Yellen calls for more stimulus: what the impact of the market may be

Shares closed a mixed week after Friday’s initial rise following Treasury Secretary Janet Yellen’s call for a large package of incentives to help accelerate the economic recovery.

Four experts discuss what their comments mean for the markets and how to invest while the pandemic continues.

Jim Stewart, a columnist for The New York Times, says the benefits of overspending far outweigh the risk.

“The question is whether there is a greater risk in over-spending than in under-spending? It’s pretty clear. I mean, what’s the risk of too much stimulus? Maybe higher interest rates, maybe a bit of inflation, but as Yellen pointed out, “We have the tools to deal with it. The risk of underspending is bigger and bigger unemployment, a downward spiral in the economy, possibly a recession. to eliminate, so I think your point of view on risk is quite indisputable … Of course, this is very good for the stock market.I mean just look at the current levels, which I think greatly anticipate this This is very bullish and ironically people who have stocks and benefit from them tend to be the ones who have not suffered so much from the pandemic.Specific elements designed to help people suffering from the pandemic, I think it is very forceful instrument.It is not very adapted to help those people co ncretes and I think it’s something that has worried some of the critics, but still, if what you’re trying to do is keep the economy thriving, you know it’s not going to be perfect. “

Liz Young, director of market strategy at BNY Mellon Investment Management, welcomes the rate hike.

“The real question here is if rates would go up and why do they go up? And I think yes, they should go up and they will go up because the economy is expanding, we expect a new expansion later this year, we expect a big improvement in the data and we expect some inflation.Inflation continues to have a bad tradition.Inflation means that there is a healthy demand in the economy, so it welcomes the increase in rates.And the question about what is the breaking point, when the market matters, I don’t know what the magic number is, I don’t know if there’s a magic number above the mental threshold of when it will actually become I think it’s more about how fast we get there. we are raising rates throughout the year, I think it’s okay and we can digest it, so I agree with this rise.I think there will be volatility in 2021 on the Treasury curve.I would lean on this volatility and use as an opportunity to buy if it causes a decline in ac ations “.

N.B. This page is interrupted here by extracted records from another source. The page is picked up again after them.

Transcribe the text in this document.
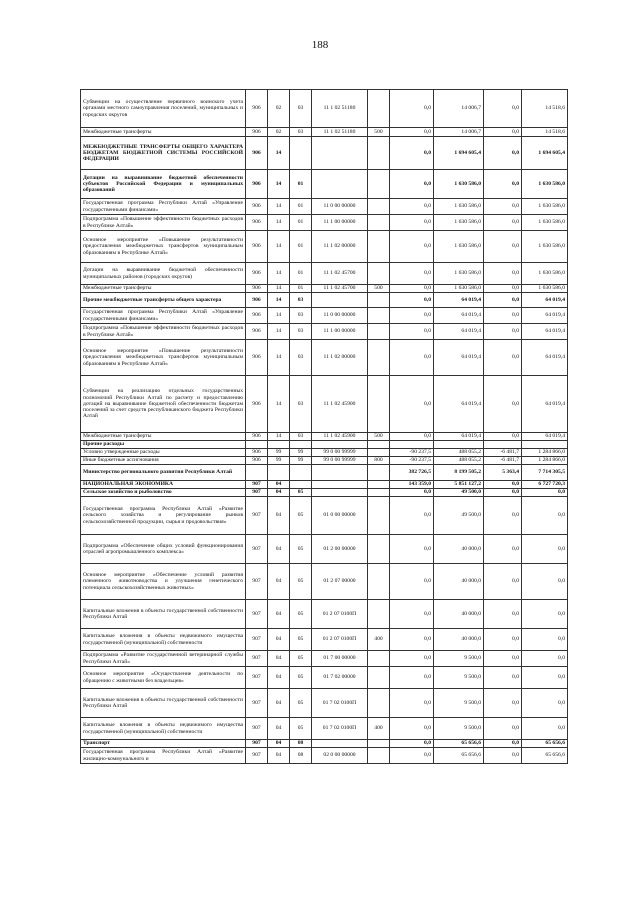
188
Субвенции на осуществление первичного воинского учета органами местного самоуправления поселений, муниципальных и городских округов	906	02	03	11 1 02 51180		0,0	14 006,7	0,0	14 518,6
Межбюджетные трансферты	906	02	03	11 1 02 51180	500	0,0	14 006,7	0,0	14 518,6
МЕЖБЮДЖЕТНЫЕ ТРАНСФЕРТЫ ОБЩЕГО ХАРАКТЕРА БЮДЖЕТАМ БЮДЖЕТНОЙ СИСТЕМЫ РОССИЙСКОЙ ФЕДЕРАЦИИ	906	14				0,0	1 694 605,4	0,0	1 694 605,4
Дотации на выравнивание бюджетной обеспеченности субъектов Российской Федерации и муниципальных образований	906	14	01			0,0	1 630 586,0	0,0	1 630 586,0
Государственная программа Республики Алтай «Управление государственными финансами»	906	14	01	11 0 00 00000		0,0	1 630 586,0	0,0	1 630 586,0
Подпрограмма «Повышение эффективности бюджетных расходов в Республике Алтай»	906	14	01	11 1 00 00000		0,0	1 630 586,0	0,0	1 630 586,0
Основное мероприятие «Повышение результативности предоставления межбюджетных трансфертов муниципальным образованиям в Республике Алтай»	906	14	01	11 1 02 00000		0,0	1 630 586,0	0,0	1 630 586,0
Дотации на выравнивание бюджетной обеспеченности муниципальных районов (городских округов)	906	14	01	11 1 02 45700		0,0	1 630 586,0	0,0	1 630 586,0
Межбюджетные трансферты	906	14	01	11 1 02 45700	500	0,0	1 630 586,0	0,0	1 630 586,0
Прочие межбюджетные трансферты общего характера	906	14	03			0,0	64 019,4	0,0	64 019,4
Государственная программа Республики Алтай «Управление государственными финансами»	906	14	03	11 0 00 00000		0,0	64 019,4	0,0	64 019,4
Подпрограмма «Повышение эффективности бюджетных расходов в Республике Алтай»	906	14	03	11 1 00 00000		0,0	64 019,4	0,0	64 019,4
Основное мероприятие «Повышение результативности предоставления межбюджетных трансфертов муниципальным образованиям в Республике Алтай»	906	14	03	11 1 02 00000		0,0	64 019,4	0,0	64 019,4
Субвенции на реализацию отдельных государственных полномочий Республики Алтай по расчету и предоставлению дотаций на выравнивание бюджетной обеспеченности бюджетам поселений за счет средств республиканского бюджета Республики Алтай	906	14	03	11 1 02 45900		0,0	64 019,4	0,0	64 019,4
Межбюджетные трансферты	906	14	03	11 1 02 45900	500	0,0	64 019,4	0,0	64 019,4
Прочие расходы									
Условно утвержденные расходы	906	99	99	99 0 00 99999		-90 237,5	488 055,2	-6 481,7	1 284 866,0
Иные бюджетные ассигнования	906	99	99	99 0 00 99999	800	-90 237,5	488 055,2	-6 481,7	1 284 866,0
Министерство регионального развития Республики Алтай						382 726,5	8 199 505,2	5 363,4	7 714 305,5
НАЦИОНАЛЬНАЯ ЭКОНОМИКА	907	04				143 359,0	5 851 127,2	0,0	6 727 720,3
Сельское хозяйство и рыболовство	907	04	05			0,0	49 500,0	0,0	0,0
Государственная программа Республики Алтай «Развитие сельского хозяйства и регулирование рынков сельскохозяйственной продукции, сырья и продовольствия»	907	04	05	01 0 00 00000		0,0	49 500,0	0,0	0,0
Подпрограмма «Обеспечение общих условий функционирования отраслей агропромышленного комплекса»	907	04	05	01 2 00 00000		0,0	40 000,0	0,0	0,0
Основное мероприятие «Обеспечение условий развития племенного животноводства и улучшения генетического потенциала сельскохозяйственных животных»	907	04	05	01 2 07 00000		0,0	40 000,0	0,0	0,0
Капитальные вложения в объекты государственной собственности Республики Алтай	907	04	05	01 2 07 0100П		0,0	40 000,0	0,0	0,0
Капитальные вложения в объекты недвижимого имущества государственной (муниципальной) собственности	907	04	05	01 2 07 0100П	400	0,0	40 000,0	0,0	0,0
Подпрограмма «Развитие государственной ветеринарной службы Республики Алтай»	907	04	05	01 7 00 00000		0,0	9 500,0	0,0	0,0
Основное мероприятие «Осуществление деятельности по обращению с животными без владельцев»	907	04	05	01 7 02 00000		0,0	9 500,0	0,0	0,0
Капитальные вложения в объекты государственной собственности Республики Алтай	907	04	05	01 7 02 0100П		0,0	9 500,0	0,0	0,0
Капитальные вложения в объекты недвижимого имущества государственной (муниципальной) собственности	907	04	05	01 7 02 0100П	400	0,0	9 500,0	0,0	0,0
Транспорт	907	04	08			0,0	65 656,6	0,0	65 656,6
Государственная программа Республики Алтай «Развитие жилищно-коммунального и	907	04	08	02 0 00 00000		0,0	65 656,6	0,0	65 656,6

Katerina Simonetti, senior vice president of Morgan Stanley Private Wealth Management, looks forward to how consumer behavior could change markets.

“The market has been strongly supported. It’s strong. The profit season was a big surprise. And I think we’re definitely getting back into the reopening philosophy, leaving behind cyclical names and delaying the history of reopening and repositioning our wallets to reflect what will come in that post-vaccine era, after the Covid, which is really exciting.But that said, I think consumers have developed some really powerful habits over the last nine months and it shouldn’t be discount the names of stay at home. There’s a place for them in the portfolio. And, you know, we’re sure we’re paying attention and we own them. “

George Cipolloni, portfolio manager at Penn Mutual Asset Management, looks at how Federal Reserve policy has shaped investor behavior.

“When you think about the impact of the Fed, they’ve had two major impacts here: they’ve kept interest rates low, which has pushed up asset prices. And number two, they’ve stimulated some market behavior. where people tend to be a little more irresponsible.And we’ve seen it through certain examples of specific values ​​like GameStop …. This is behavior that is driven by Fed action, so be careful .And then back to this thought-provoking trade, I think it’s important.We are investors in income, so today you have a dramatic impact on the bond market and I think that’s another thing that’s very, very important to watch out for.